A dual offline/online feature store on AWS using SageMaker Feature Store, Glue, and Kinesis to keep training and serving features consistent. It supports point-in-time-correct training sets and low-latency online lookups.

Cloud Provider
AWS
Components
7
Use Cases
3
Standards
5

Overview

A feature store is a central place to define, store, and serve the input signals (features) that models use. It solves two problems: teams stop rebuilding the same features, and the values used in training match the values used in production, which prevents training/serving skew. Use this architecture when several models share features or when feature logic is complex enough to need governance.

Components

  • SageMaker Feature Store: provides both an offline store (in S3) for training and an online store (low-latency) for serving, from the same feature definitions.
  • AWS Glue: batch jobs that compute features from curated data and write them to the store.
  • Amazon Kinesis + Lambda: a streaming path that computes fresh features from events in near real time.
  • DynamoDB: backs low-latency online reads for the most demanding lookups.
  • Amazon S3: durable storage for the offline feature history.
  • Athena: ad hoc SQL over offline features for analysis and point-in-time training set creation.

Data Flow

Batch features are computed by Glue on a schedule and ingested into the feature store, which writes to both the offline and online layers. Streaming features flow from Kinesis through Lambda and are upserted to the online store within seconds. Training jobs build point-in-time-correct datasets from the offline store via Athena, guaranteeing that each label sees only features available at that moment. Serving applications read the latest feature values from the online store before calling a model.

Scaling and Resilience

The online store scales reads automatically; provision DynamoDB capacity or use on-demand mode for spiky traffic. Glue and Kinesis scale with data volume and shard count. Make ingestion idempotent with feature keys and event timestamps so replays do not corrupt values. Replicate the online store across Availability Zones, and keep the offline store as the durable source of truth from which the online store can be rebuilt.

Security

Enforce feature-level access control so teams only read features they are entitled to. Apply data contracts so producers cannot silently change a feature's meaning or type. Encrypt both stores with KMS and restrict access with least-privilege IAM. Monitor feature freshness and null rates as data-quality signals, and alert when a feature pipeline stalls. Track lineage from raw source to each feature for audit.

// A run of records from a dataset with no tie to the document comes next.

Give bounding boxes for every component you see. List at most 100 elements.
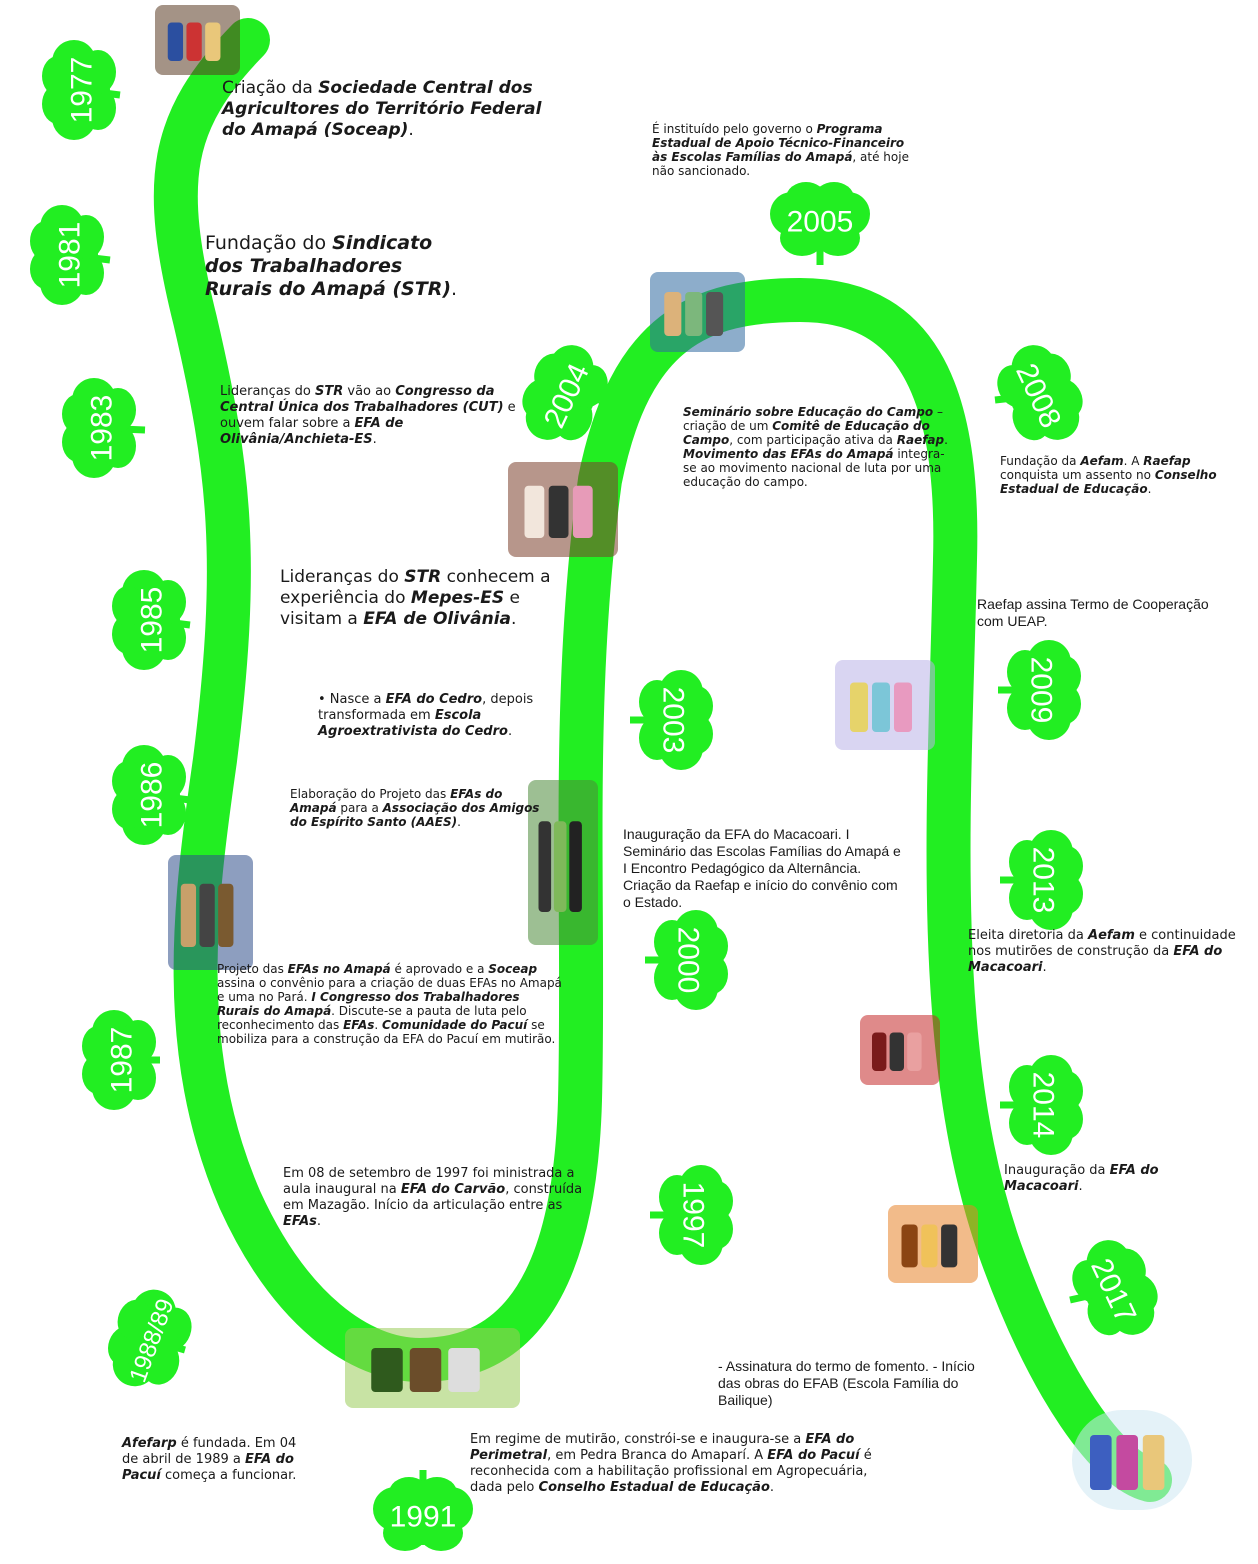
tree-crown: 1991: [373, 1477, 473, 1551]
year-label-2003: 2003: [657, 687, 690, 754]
family-walking-illustration: [650, 272, 745, 352]
note-segment: Mepes-ES: [410, 588, 505, 608]
note-segment: Escola Agroextrativista do Cedro: [318, 708, 508, 739]
year-label-2000: 2000: [672, 927, 705, 994]
tree-crown: 1981: [30, 205, 104, 305]
note-segment: EFA do Perimetral: [470, 1432, 855, 1463]
year-node-1991: 1991: [373, 1470, 473, 1551]
wheelbarrow-illustration: [528, 780, 598, 945]
note-segment: EFA do Pacuí: [122, 1452, 294, 1483]
note-1991: Em regime de mutirão, constrói-se e inau…: [470, 1432, 890, 1496]
note-segment: Soceap: [488, 962, 538, 976]
tree-crown: 1983: [62, 378, 136, 478]
note-segment: assina o convênio para a criação de duas…: [217, 976, 562, 1004]
note-segment: , construída em Mazagão. Início da artic…: [283, 1182, 583, 1213]
note-segment: EFA do Carvão: [400, 1182, 506, 1197]
note-2014: Inauguração da EFA do Macacoari.: [1004, 1163, 1184, 1195]
note-segment: conquista um assento no: [1000, 468, 1155, 482]
note-segment: Eleita diretoria da: [968, 928, 1089, 943]
note-segment: • Nasce a: [318, 692, 386, 707]
cow-illustration: [508, 462, 618, 557]
note-segment: EFA do Macacoari: [968, 944, 1223, 975]
note-segment: vão ao: [343, 384, 396, 399]
year-node-1977: 1977: [42, 40, 121, 140]
orange-house-illustration: [888, 1205, 978, 1283]
tree-crown: 1987: [82, 1010, 156, 1110]
note-2017: - Assinatura do termo de fomento. - Iníc…: [718, 1358, 998, 1409]
note-segment: EFA do Pacuí: [767, 1448, 860, 1463]
note-segment: Fundação do: [205, 232, 333, 254]
year-node-2000: 2000: [645, 910, 728, 1010]
note-segment: EFAs: [283, 1214, 317, 1229]
year-label-2005: 2005: [787, 206, 854, 239]
note-1987: Projeto das EFAs no Amapá é aprovado e a…: [217, 962, 562, 1046]
note-1985: Lideranças do STR conhecem a experiência…: [280, 567, 570, 630]
note-segment: .: [944, 433, 948, 447]
year-node-1997: 1997: [650, 1165, 733, 1265]
note-segment: , em Pedra Branca do Amaparí. A: [547, 1448, 768, 1463]
year-label-1977: 1977: [66, 57, 99, 124]
year-node-2017: 2017: [1069, 1240, 1158, 1336]
note-1977: Criação da Sociedade Central dos Agricul…: [222, 78, 552, 141]
note-segment: Afefarp: [122, 1436, 177, 1451]
note-segment: Elaboração do Projeto das: [290, 787, 451, 801]
children-playing-illustration: [1072, 1410, 1192, 1510]
tree-crown: 2008: [997, 345, 1083, 441]
note-segment: .: [374, 1018, 383, 1032]
year-node-2003: 2003: [630, 670, 713, 770]
tree-crown: 2017: [1072, 1240, 1158, 1336]
note-segment: é reconhecida com a habilitação profissi…: [470, 1448, 872, 1495]
note-segment: conhecem a experiência do: [280, 567, 551, 608]
year-node-1988: 1988/89: [108, 1289, 192, 1387]
note-segment: Comunidade do Pacuí: [382, 1018, 528, 1032]
note-segment: .: [769, 1480, 775, 1495]
note-segment: .: [1042, 960, 1047, 975]
note-1981: Fundação do Sindicato dos Trabalhadores …: [205, 232, 465, 301]
year-node-1983: 1983: [62, 378, 146, 478]
note-segment: começa a funcionar.: [160, 1468, 297, 1483]
note-segment: Inauguração da: [1004, 1163, 1110, 1178]
note-segment: Inauguração da EFA do Macacoari. I Semin…: [623, 826, 901, 910]
tree-crown: 2004: [522, 345, 608, 441]
note-1997: Em 08 de setembro de 1997 foi ministrada…: [283, 1166, 603, 1230]
note-1986a: • Nasce a EFA do Cedro, depois transform…: [318, 692, 568, 740]
year-label-1987: 1987: [106, 1027, 139, 1094]
year-label-1986: 1986: [136, 762, 169, 829]
note-segment: STR: [315, 384, 344, 399]
note-2008: Fundação da Aefam. A Raefap conquista um…: [1000, 454, 1250, 496]
tree-crown: 2000: [654, 910, 728, 1010]
note-segment: Seminário sobre Educação do Campo: [683, 405, 934, 419]
note-segment: . A: [1123, 454, 1144, 468]
note-segment: EFAs: [343, 1018, 375, 1032]
year-label-2014: 2014: [1027, 1072, 1060, 1139]
year-node-1981: 1981: [30, 205, 111, 305]
note-segment: .: [451, 278, 458, 300]
timeline-track: [153, 18, 1172, 1502]
note-2000: Inauguração da EFA do Macacoari. I Semin…: [623, 826, 903, 911]
note-segment: Congresso da Central Única dos Trabalhad…: [220, 384, 504, 415]
tree-crown: 2009: [1007, 640, 1081, 740]
note-segment: Lideranças do: [280, 567, 405, 587]
note-segment: é aprovado e a: [390, 962, 489, 976]
note-2009: Raefap assina Termo de Cooperação com UE…: [977, 596, 1217, 630]
note-segment: Em 08 de setembro de 1997 foi ministrada…: [283, 1166, 575, 1197]
note-segment: , até hoje não sancionado.: [652, 150, 909, 178]
note-segment: Sociedade Central dos Agricultores do Te…: [222, 78, 542, 140]
note-segment: integra-se ao movimento nacional de luta…: [683, 447, 945, 489]
note-segment: EFAs do Amapá: [290, 787, 503, 815]
note-segment: Fundação da: [1000, 454, 1081, 468]
pickup-truck-illustration: [345, 1328, 520, 1408]
note-2004: Seminário sobre Educação do Campo – cria…: [683, 405, 953, 489]
note-segment: STR: [404, 567, 442, 587]
year-label-1983: 1983: [86, 395, 119, 462]
note-segment: para a: [336, 801, 383, 815]
note-segment: é fundada. Em 04 de abril de 1989 a: [122, 1436, 297, 1467]
note-segment: Sindicato dos Trabalhadores Rurais do Am…: [205, 232, 452, 300]
note-segment: Raefap: [1143, 454, 1191, 468]
tree-crown: 1988/89: [108, 1289, 192, 1387]
tree-crown: 1986: [112, 745, 186, 845]
note-segment: Em regime de mutirão, constrói-se e inau…: [470, 1432, 806, 1447]
note-segment: Conselho Estadual de Educação: [538, 1480, 770, 1495]
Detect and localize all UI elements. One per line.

Trade-offs and Alternatives

The managed SageMaker Feature Store removes infrastructure work but ties you to AWS; open-source Feast offers portability across clouds. Maintaining both batch and streaming paths adds complexity, so add streaming only for features that truly need freshness. Point-in-time correctness is essential but expensive to compute; precompute training sets for frequently retrained models. For a single model with simple features, a feature store may be overkill compared with computing features inline.